The following question comes from Proposition 2.7, Chapter II, form the book Infinite words by D. Perrin and J.-E. Pin. I will give all the definitions after my question, so as to make this question self-contained.
Proposition 2.7. Let $S$ be a finite semigroup. Two linked pairs $(s,e)$ and $(s', e')$ of $S$ are conjugate if and only if there exists $x \in S^1$ such that $s' = sx, xe'\mathcal R e$ and $e\mathcal D e'$.
Proof. [...] Conversely, suppose there exists $x \in S^1$ such that $s' = sx, xe' \mathcal R e$ and $e \mathcal D e'$. Let $v \in S^1$ be such that $xe'v = e$. Then we have $xe' \mathcal R e = xe'v \mathcal Le'v \mathcal R e'$ and thus, by Proposition A.2.4. $h = (e'v)(xe') \mathcal H e'$. [...]
I do not understand the cited part of the proof? Maybe someone could give more details why $xe'v \mathcal L e'v$ and $e'v \mathcal R e'$ hold, and why this implies $(e'v)(xe')\mathcal He'$?
I give all the definitions. For a semigroup $S$, let $S^1 := S \cup \{1\}$ with $1s = s1 = s$ for all $s \in S$ if $S$ does not contains an identity, and $S^1 := S$ otherwise. Then we define Green's relations: \begin{align*} s \mathcal R s' & :\Leftrightarrow sS^1 = s'S^1 \\ s \mathcal L s' & :\Leftrightarrow S^1 s = S^1 s' \\ s \mathcal J s' & :\Leftrightarrow S^1 s S^1 = S^1 s' S^1 \\ s \mathcal D s' & :\Leftrightarrow s (\mathcal L \circ \mathcal R) s' \\ s \mathcal H s' & :\Leftrightarrow s\mathcal R s' \mbox{ and } s\mathcal L s' \end{align*} These are all equivalence relations, and for $s \in S$ we denote by $R(s), L(s)$ and so on the equivalence class of $s$. Some properties as taken from the book:
The relation $\mathcal R$ is stable on the left, and $\mathcal L$ is stable on the right
If $e^2 = e \in S$ and $x \in S$ with $xS^1 \subseteq eS^1$, then $ex = x$ (and similar if $S^1x \subseteq S^1 e$ we have $xe = x$).

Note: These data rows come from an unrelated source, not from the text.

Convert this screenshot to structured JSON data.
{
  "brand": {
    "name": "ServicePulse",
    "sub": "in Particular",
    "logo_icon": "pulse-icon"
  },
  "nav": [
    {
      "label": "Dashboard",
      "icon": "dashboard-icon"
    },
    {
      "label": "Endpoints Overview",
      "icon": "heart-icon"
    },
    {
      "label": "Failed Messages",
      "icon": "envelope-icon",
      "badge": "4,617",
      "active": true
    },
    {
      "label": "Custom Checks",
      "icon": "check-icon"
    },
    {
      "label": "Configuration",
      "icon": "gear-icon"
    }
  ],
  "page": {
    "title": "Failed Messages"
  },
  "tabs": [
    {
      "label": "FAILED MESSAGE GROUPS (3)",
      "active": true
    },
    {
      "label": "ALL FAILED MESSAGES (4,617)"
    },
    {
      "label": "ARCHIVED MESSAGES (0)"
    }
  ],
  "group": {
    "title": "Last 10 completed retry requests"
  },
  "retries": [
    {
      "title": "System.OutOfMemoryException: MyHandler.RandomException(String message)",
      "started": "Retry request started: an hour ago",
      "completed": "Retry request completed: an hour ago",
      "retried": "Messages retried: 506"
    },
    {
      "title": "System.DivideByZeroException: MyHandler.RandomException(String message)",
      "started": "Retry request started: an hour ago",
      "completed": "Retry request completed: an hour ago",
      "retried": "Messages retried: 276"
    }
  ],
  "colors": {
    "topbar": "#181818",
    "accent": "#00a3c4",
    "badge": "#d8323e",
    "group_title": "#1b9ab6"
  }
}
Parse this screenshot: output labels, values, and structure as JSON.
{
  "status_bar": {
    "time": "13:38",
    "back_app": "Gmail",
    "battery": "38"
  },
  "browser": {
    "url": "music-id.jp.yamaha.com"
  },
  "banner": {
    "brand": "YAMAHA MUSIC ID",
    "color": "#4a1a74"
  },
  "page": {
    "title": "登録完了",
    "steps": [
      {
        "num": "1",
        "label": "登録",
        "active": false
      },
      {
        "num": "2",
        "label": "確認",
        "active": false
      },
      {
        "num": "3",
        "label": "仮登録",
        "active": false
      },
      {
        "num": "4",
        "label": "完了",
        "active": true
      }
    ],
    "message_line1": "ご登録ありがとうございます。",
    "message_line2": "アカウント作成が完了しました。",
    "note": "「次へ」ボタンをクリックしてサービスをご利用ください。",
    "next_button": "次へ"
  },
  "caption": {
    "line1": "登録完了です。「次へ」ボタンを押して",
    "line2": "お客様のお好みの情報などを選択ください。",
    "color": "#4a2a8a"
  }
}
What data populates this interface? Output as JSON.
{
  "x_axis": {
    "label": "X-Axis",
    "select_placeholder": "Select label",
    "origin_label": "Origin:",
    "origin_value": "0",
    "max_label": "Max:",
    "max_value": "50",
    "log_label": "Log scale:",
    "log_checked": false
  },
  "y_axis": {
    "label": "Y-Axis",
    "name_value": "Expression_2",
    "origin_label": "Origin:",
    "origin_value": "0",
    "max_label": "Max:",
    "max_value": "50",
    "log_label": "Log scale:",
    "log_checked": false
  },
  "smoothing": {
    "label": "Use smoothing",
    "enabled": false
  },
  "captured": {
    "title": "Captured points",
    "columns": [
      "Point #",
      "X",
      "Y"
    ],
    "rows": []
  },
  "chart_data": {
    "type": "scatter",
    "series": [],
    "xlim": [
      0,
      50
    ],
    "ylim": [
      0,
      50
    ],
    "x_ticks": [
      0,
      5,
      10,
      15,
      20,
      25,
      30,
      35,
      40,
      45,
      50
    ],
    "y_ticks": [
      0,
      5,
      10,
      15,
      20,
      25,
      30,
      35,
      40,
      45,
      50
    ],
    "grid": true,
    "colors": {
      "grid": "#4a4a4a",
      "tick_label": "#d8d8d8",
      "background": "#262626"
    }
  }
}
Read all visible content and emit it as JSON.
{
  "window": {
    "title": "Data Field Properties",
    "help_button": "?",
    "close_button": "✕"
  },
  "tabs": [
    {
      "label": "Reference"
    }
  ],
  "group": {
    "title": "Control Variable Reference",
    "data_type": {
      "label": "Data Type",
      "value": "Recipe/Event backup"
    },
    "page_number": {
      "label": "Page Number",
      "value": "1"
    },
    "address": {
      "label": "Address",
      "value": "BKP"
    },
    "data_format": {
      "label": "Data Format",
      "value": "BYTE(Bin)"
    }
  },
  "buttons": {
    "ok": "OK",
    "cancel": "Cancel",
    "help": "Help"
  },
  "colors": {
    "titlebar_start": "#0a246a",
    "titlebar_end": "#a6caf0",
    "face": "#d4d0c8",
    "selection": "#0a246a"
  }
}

$\mathcal L\circ \mathcal R = \mathcal R \circ \mathcal L$
(Proposition A.2.4. from the book) Let $D$ be a $\mathcal D$-class of a semigroup $S$, and let $m,m'$ and $m''$ be elements of $S$.
(1) If $m\mathcal R m'$ with $m = m'p, m' = mq$, the maps $x \mapsto xp$ and $x \mapsto xq$ define inverse bijections between $L(m)$ and $L(m')$, and these bijections preserve the $\mathcal H$-classes.

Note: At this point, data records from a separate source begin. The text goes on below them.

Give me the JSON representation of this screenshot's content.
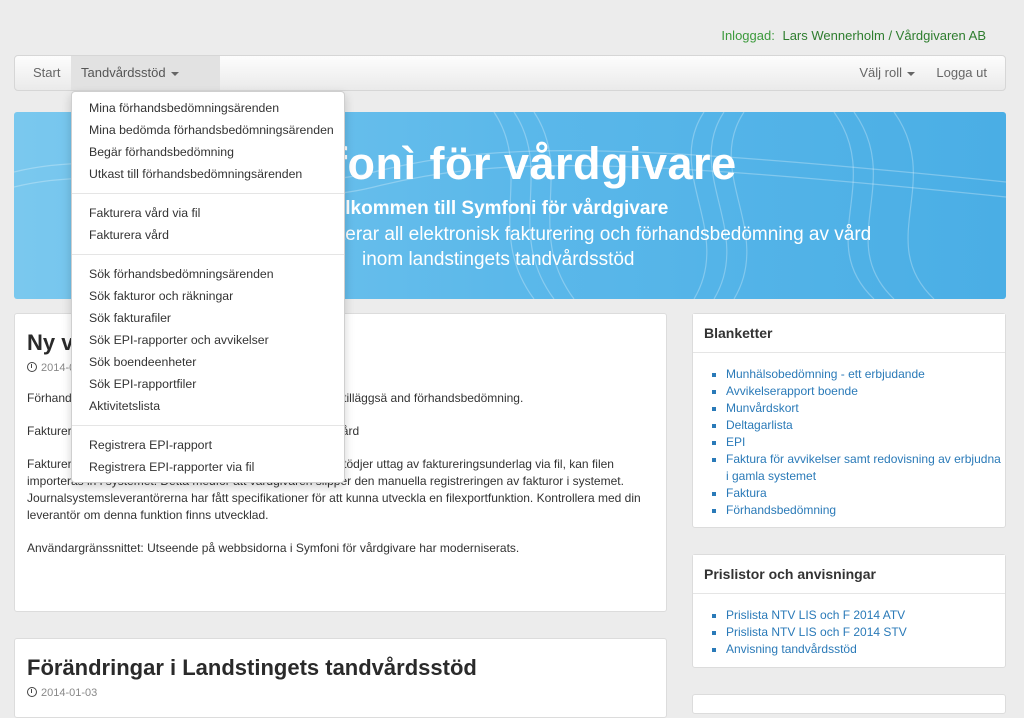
{
  "header": {
    "login_label": "Inloggad:",
    "login_user": "Lars Wennerholm / Vårdgivaren AB"
  },
  "nav": {
    "start": "Start",
    "tandvard": "Tandvårdsstöd",
    "valj_roll": "Välj roll",
    "logga_ut": "Logga ut"
  },
  "dropdown": {
    "groups": [
      [
        "Mina förhandsbedömningsärenden",
        "Mina bedömda förhandsbedömningsärenden",
        "Begär förhandsbedömning",
        "Utkast till förhandsbedömningsärenden"
      ],
      [
        "Fakturera vård via fil",
        "Fakturera vård"
      ],
      [
        "Sök förhandsbedömningsärenden",
        "Sök fakturor och räkningar",
        "Sök fakturafiler",
        "Sök EPI-rapporter och avvikelser",
        "Sök boendeenheter",
        "Sök EPI-rapportfiler",
        "Aktivitetslista"
      ],
      [
        "Registrera EPI-rapport",
        "Registrera EPI-rapporter via fil"
      ]
    ]
  },
  "banner": {
    "title": "fonì för vårdgivare",
    "line1": "ilkommen till Symfoni för vårdgivare",
    "line2": "terar all elektronisk fakturering och förhandsbedömning av vård",
    "line3": "inom landstingets tandvårdsstöd"
  },
  "news1": {
    "title": "Ny v                                                 givare",
    "date": "2014-0",
    "paragraphs": [
      "Förhand                                                    örhandsbedömningar samt möjlighet att registrera tilläggsä                                                    and förhandsbedömning.",
      "Fakturer                                                   et, så att en elektronisk faktura inkommer till tandvård",
      "Fakturering via fil: I de fall där vårdgivarens journalsystem stödjer uttag av faktureringsunderlag via fil, kan filen importeras in i systemet. Detta medför att vårdgivaren slipper den manuella registreringen av fakturor i systemet. Journalsystemsleverantörerna har fått specifikationer för att kunna utveckla en filexportfunktion. Kontrollera med din leverantör om denna funktion finns utvecklad.",
      "Användargränssnittet: Utseende på webbsidorna i Symfoni för vårdgivare har moderniserats."
    ]
  },
  "news2": {
    "title": "Förändringar i Landstingets tandvårdsstöd",
    "date": "2014-01-03"
  },
  "blanketter": {
    "title": "Blanketter",
    "items": [
      "Munhälsobedömning - ett erbjudande",
      "Avvikelserapport boende",
      "Munvårdskort",
      "Deltagarlista",
      "EPI",
      "Faktura för avvikelser samt redovisning av erbjudna i gamla systemet",
      "Faktura",
      "Förhandsbedömning"
    ]
  },
  "prislistor": {
    "title": "Prislistor och anvisningar",
    "items": [
      "Prislista NTV LIS och F 2014 ATV",
      "Prislista NTV LIS och F 2014 STV",
      "Anvisning tandvårdsstöd"
    ]
  }
}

(2) One has $mm'' \in R(m) \cap L(m'')$ if and only if $R(m'')\cap L(m)$ contains an idempotent.
(3) An $\mathcal H$-class is a group if and only if it $H^2 \cap H \ne \emptyset$.
(4) If $D$ contains an idempotent, it contains at least one idempotent in each $\mathcal R$-class and in each $\mathcal L$-class.
If $S$ is finite we have
(1) For $m \in S, r,s \in S^1$ if $m = rms$ then $rm \in L(m)$ and $ms \in R(m)$.
(2) $m \mathcal D m' \Leftrightarrow m \mathcal J m'$.
(3) If $m \mathcal J m'$ and $mS^1 \subseteq m'S^1$ then $m \mathcal R m'$, and if $m \mathcal J m'$ and $S^1 m \subseteq S^1 m'$ then $m \mathcal L m'$.
Now in a semigroup two elements $s,e \in S$ are called a linked pair if $e^2 = e$ and $se = s$. Two linked pairs $s,e$ and $s',e'$ are called conjugate if there exists $x,y \in S^1$ such that $e = xy, e' = yx$ and $s' = sx$ (which also implies $s = s'y$). This conjugacy relation is an equivalence relation.
I was able to solve the issue, everything is contained in this recent question from me. In the question everything is stated in terms of monoids, without any reference to linked pairs.